Il plagio è uno dei pochi errori che, in una tesi, può avere conseguenze serie: dalla richiesta di rifare il lavoro fino a provvedimenti disciplinari. La cosa importante da sapere è che spesso non è intenzionale: nasce da citazioni fatte male. Vediamo cos’è e come evitarlo.
Cosa conta come plagio
Plagio è presentare come proprio ciò che è di altri. Le forme più comuni nelle tesi:
- Copia-incolla di testo senza virgolette né fonte;
- Parafrasi senza citazione: riscrivi con parole tue ma non indichi da dove viene l’idea;
- Plagio a mosaico: cuci insieme frasi di più fonti cambiando qualche parola;
- Autoplagio: riutilizzi un tuo testo già consegnato o pubblicato senza citarlo.

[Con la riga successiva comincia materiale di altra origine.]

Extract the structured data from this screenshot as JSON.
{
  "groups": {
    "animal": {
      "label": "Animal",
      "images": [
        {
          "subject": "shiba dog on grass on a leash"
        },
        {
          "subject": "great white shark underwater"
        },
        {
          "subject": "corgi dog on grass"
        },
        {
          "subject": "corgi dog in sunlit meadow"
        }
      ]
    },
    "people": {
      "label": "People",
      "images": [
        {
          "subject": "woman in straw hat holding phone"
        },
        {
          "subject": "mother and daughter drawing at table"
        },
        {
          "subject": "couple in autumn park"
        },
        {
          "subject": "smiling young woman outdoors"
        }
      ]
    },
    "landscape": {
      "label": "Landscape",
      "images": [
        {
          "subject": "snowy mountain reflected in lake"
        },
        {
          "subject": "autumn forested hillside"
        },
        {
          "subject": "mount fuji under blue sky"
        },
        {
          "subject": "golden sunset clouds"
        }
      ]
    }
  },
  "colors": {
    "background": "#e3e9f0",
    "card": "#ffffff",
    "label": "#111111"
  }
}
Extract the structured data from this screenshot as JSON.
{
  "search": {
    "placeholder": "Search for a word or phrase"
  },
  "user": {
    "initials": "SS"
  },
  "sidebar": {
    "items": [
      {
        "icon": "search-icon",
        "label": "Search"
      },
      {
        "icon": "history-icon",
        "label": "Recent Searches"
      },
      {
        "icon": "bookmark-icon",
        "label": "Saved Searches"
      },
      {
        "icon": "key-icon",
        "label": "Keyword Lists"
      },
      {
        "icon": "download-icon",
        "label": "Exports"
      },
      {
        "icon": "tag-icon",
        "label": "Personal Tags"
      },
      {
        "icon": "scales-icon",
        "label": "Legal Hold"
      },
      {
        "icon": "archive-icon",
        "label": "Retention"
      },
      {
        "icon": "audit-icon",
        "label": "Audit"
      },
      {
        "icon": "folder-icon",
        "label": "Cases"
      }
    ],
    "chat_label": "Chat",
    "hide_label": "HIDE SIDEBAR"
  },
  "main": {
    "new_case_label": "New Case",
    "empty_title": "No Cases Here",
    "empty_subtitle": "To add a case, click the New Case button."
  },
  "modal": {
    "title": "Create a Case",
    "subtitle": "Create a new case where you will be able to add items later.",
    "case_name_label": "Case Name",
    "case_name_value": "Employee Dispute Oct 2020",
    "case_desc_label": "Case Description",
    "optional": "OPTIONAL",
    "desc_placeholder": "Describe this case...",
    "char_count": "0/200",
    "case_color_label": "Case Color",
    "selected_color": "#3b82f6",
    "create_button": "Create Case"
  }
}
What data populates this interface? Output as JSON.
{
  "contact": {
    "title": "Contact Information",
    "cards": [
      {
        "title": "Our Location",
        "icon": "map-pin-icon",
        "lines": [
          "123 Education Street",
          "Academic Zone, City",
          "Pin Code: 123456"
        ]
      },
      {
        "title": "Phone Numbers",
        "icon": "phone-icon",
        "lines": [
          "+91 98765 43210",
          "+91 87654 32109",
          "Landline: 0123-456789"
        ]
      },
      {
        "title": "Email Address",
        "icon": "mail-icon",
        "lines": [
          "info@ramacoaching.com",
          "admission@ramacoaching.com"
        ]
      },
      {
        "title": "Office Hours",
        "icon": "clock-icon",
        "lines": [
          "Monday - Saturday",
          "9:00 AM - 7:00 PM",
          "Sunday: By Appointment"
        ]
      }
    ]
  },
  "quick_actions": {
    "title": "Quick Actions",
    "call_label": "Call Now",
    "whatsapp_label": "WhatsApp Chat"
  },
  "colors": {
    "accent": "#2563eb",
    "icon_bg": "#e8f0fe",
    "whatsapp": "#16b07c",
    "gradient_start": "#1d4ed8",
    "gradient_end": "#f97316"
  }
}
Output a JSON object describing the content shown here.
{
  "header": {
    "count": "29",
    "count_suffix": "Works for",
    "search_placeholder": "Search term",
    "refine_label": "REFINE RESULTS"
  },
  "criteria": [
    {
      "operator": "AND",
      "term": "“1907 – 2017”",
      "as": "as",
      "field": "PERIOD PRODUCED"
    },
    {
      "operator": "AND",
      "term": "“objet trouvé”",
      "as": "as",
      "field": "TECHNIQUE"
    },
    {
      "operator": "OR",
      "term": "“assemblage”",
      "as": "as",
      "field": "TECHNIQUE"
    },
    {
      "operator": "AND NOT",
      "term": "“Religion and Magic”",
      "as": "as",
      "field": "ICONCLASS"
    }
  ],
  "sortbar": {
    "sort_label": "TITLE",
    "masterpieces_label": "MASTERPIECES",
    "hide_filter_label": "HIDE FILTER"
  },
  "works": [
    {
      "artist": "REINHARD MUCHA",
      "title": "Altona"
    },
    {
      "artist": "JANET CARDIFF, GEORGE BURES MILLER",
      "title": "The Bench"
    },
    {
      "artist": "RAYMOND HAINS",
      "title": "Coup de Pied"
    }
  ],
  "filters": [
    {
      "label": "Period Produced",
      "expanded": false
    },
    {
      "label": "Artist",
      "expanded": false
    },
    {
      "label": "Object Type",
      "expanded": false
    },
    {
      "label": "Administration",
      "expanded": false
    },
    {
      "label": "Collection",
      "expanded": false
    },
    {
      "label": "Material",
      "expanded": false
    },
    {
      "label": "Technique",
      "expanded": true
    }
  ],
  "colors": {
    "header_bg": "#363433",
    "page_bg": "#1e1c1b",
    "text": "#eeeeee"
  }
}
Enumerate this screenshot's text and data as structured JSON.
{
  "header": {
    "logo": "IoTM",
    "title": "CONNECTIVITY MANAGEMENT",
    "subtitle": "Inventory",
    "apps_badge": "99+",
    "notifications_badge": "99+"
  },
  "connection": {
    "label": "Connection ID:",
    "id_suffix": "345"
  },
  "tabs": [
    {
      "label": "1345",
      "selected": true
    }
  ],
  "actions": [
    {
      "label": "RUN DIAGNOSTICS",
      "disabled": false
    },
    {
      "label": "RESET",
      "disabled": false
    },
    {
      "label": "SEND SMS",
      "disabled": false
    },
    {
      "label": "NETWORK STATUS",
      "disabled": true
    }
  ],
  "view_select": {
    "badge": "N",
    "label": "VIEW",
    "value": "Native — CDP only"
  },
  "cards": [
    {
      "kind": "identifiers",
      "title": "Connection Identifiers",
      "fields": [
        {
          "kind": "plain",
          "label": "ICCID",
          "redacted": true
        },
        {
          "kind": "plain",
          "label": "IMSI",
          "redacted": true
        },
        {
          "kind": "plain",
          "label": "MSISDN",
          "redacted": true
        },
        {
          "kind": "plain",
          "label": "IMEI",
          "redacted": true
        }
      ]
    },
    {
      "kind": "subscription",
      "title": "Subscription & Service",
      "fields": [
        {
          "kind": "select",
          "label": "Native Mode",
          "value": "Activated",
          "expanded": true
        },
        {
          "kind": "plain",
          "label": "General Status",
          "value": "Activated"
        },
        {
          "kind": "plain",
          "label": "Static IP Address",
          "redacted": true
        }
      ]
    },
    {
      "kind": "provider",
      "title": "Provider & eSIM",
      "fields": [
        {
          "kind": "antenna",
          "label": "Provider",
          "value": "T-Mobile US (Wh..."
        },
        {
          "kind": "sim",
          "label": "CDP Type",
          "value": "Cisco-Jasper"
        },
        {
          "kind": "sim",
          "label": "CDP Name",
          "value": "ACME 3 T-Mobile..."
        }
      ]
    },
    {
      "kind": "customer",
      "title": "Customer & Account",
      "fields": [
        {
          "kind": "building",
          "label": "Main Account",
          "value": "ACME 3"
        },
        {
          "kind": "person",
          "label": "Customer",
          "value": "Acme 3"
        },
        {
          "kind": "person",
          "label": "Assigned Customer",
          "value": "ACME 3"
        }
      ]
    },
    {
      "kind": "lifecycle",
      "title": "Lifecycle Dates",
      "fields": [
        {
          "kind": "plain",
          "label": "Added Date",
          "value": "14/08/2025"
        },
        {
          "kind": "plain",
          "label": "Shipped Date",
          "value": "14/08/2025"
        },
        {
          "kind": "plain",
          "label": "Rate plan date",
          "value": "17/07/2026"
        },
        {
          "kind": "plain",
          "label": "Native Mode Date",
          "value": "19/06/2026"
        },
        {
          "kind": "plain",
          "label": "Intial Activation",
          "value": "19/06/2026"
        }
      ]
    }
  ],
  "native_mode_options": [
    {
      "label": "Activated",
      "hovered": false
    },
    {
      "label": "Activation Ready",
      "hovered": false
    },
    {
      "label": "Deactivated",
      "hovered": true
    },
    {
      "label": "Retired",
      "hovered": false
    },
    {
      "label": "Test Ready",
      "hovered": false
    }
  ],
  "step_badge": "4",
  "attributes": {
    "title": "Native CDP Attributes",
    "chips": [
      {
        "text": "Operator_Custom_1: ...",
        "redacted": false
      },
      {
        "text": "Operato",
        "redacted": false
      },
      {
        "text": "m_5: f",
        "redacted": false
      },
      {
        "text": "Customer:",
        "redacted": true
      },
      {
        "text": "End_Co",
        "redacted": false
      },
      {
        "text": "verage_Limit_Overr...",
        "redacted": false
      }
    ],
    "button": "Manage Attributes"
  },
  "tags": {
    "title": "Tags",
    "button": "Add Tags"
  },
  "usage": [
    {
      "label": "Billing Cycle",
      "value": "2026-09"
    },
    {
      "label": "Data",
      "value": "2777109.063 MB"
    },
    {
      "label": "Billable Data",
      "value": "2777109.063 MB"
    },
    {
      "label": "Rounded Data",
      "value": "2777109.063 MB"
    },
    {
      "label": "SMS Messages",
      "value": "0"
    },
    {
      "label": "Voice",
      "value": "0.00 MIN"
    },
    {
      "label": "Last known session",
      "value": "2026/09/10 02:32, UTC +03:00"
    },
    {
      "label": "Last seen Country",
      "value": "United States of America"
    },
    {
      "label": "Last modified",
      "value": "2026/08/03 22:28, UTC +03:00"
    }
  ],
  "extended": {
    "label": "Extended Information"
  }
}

L’autoplagio sorprende molti, ma i software lo segnalano come il resto.
Come si evita (davvero)
La regola è semplice: ogni idea che non è tua va attribuita. In pratica:
- se usi le parole esatte di una fonte, mettile tra virgolette e cita;
- se riformuli un concetto, rielaboralo con parole tue e aggiungi comunque la citazione;
- tieni traccia delle fonti man mano, così non confondi i tuoi appunti con il testo originale.
Citare non indebolisce la tesi: dimostra che conosci la letteratura e rende il tuo contributo riconoscibile. Vedi anche come fare la bibliografia e le note a piè di pagina.
I software antiplagio: Turnitin e Compilatio
Gli atenei italiani usano soprattutto Turnitin e Compilatio. Confrontano la tesi con miliardi di documenti e restituiscono una percentuale di similarità e un report che evidenzia i passaggi sospetti. Non esiste una soglia universale: conta più la fonte continua (lunghi blocchi identici) che la percentuale complessiva, e citazioni e bibliografia gonfiano naturalmente il dato.
Cosa NON fare
Niente trucchi per “ingannare” i software: caratteri sostituiti, testo bianco nascosto, sinonimizzazione automatica. Gli strumenti recenti li individuano, e il rischio è peggiore del problema. La strada giusta è una sola: scrivere in modo originale e citare correttamente.
In sintesi
Il plagio è usare l’altrui senza citare, e quasi sempre è involontario. Si evita con virgolette, parafrasi onesta e citazioni puntuali. I software misurano la similarità, ma non si battono con i trucchi: si battono scrivendo bene.